Валерий приподнялся и резким движением открыл штору. Какой туманный и белый сегодня день! И как отвратительно на душе...
Пришла Эмма, принесла капли. Малахов с трудом выпил их и попросил больше ничего не давать. А главное - не покупать лекарства, не тратить деньги. Вполне достаточно того, что уже истрачено на врача. Завтра Валерий собирается в школу. Эмма смотрела задумчиво и печально. Она никогда ни в чем не возражала мужу, потому что боялась нарушить и без того неустойчивый покой дорогого когда-то и любимого в молодости человека. Семья не сложилась. Это было ясно почти с самого начала. Валерий не любил Эмму и женился просто потому, что женился. Брак, каких много. Неудачный, в сущности, давно уже не нужный, изживший сам себя до основания и не оставивший никому ни радости воспоминаний, ни боли непонимания. Оно давно стало свершившимся, непреложным фактом. Против него бессмысленно было восставать и бороться. У них не было ничего общего, кроме сына и стен. Но сын судил их в глубине души - за что? за какую вину? - а стены тяготили постоянным напоминанием о том, чего помнить не хочется.
Боль несложившейся жизни придавливала Валерия. И чем тяжелее было, тем больше хотелось освободиться от ненужной тяжести, тем скорее хотелось светлого, ничем не замутненного счастья. Раньше он думал и надеялся, что оно возможно на Земле. Но люди рождаются здесь не для счастья, а для страданий.
Воспоминания прежде никогда не мучили его. "Это неправда, что они неотвязны и тяжелы, - думал когда-то Валерий. - Их легко отбросить, если захочешь.

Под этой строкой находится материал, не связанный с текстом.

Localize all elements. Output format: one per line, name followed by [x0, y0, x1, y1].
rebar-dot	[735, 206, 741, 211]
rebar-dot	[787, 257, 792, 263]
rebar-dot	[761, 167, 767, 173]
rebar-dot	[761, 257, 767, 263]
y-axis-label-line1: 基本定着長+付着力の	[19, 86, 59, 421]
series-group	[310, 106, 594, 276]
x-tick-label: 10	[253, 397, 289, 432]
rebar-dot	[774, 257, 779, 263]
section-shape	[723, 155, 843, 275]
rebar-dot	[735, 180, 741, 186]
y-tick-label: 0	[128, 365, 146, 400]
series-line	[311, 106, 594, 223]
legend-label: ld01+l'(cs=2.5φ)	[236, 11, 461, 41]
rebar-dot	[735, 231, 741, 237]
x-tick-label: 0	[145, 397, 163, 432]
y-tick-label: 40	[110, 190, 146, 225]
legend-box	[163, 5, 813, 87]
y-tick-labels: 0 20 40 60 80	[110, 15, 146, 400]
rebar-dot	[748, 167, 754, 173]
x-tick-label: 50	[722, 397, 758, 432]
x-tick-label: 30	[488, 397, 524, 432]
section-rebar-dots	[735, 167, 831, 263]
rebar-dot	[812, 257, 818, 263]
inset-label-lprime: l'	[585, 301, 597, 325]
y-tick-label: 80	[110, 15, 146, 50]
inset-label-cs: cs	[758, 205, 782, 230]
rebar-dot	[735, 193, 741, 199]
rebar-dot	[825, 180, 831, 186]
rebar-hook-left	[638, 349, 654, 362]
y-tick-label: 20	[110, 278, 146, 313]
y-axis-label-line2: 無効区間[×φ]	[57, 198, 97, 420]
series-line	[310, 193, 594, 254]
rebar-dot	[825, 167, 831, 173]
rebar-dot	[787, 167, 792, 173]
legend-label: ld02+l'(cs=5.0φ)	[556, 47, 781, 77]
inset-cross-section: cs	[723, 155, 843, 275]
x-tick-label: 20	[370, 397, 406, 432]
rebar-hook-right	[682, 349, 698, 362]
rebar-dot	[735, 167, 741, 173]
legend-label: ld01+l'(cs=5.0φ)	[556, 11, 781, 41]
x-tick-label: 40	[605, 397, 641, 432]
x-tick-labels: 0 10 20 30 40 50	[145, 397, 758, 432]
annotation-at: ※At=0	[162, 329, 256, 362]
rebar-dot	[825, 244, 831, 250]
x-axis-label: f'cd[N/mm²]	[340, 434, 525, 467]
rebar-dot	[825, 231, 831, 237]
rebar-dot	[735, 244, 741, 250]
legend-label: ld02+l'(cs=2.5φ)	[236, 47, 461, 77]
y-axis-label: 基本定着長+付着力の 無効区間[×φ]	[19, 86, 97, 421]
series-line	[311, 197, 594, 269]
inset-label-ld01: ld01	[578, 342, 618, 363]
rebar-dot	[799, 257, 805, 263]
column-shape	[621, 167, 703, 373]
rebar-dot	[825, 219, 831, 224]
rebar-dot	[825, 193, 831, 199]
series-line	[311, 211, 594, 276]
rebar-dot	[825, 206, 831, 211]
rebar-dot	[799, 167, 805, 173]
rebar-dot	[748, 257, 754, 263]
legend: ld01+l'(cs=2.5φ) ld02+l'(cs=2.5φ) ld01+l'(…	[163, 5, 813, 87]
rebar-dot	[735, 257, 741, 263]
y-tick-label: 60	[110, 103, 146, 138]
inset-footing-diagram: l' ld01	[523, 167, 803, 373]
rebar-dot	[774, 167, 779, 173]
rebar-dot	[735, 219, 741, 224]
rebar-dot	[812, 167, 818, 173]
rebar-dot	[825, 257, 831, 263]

Нужно лишь захотеть".
Не воспоминания мучительны, а сознание невозвратимости. До нынешней осени он не просыпался ночью и не лежал часами неподвижно, думая об Олесе или не думая, но помня и чувствуя в темноте возле себя ее спокойное дыхание, ее нежное тепло, ее маленькие руки. И все-таки Валерий был счастлив в своей жизни. Счастье - оно ведь разное. Было - одно, а могло быть - другое. Возможно, не больше, не лучше, просто - другое. Счастье с Эммой... Да полно, разве стоило даже допускать его реальность? Сейчас ему хотелось того, другого, так никогда и не испытанного.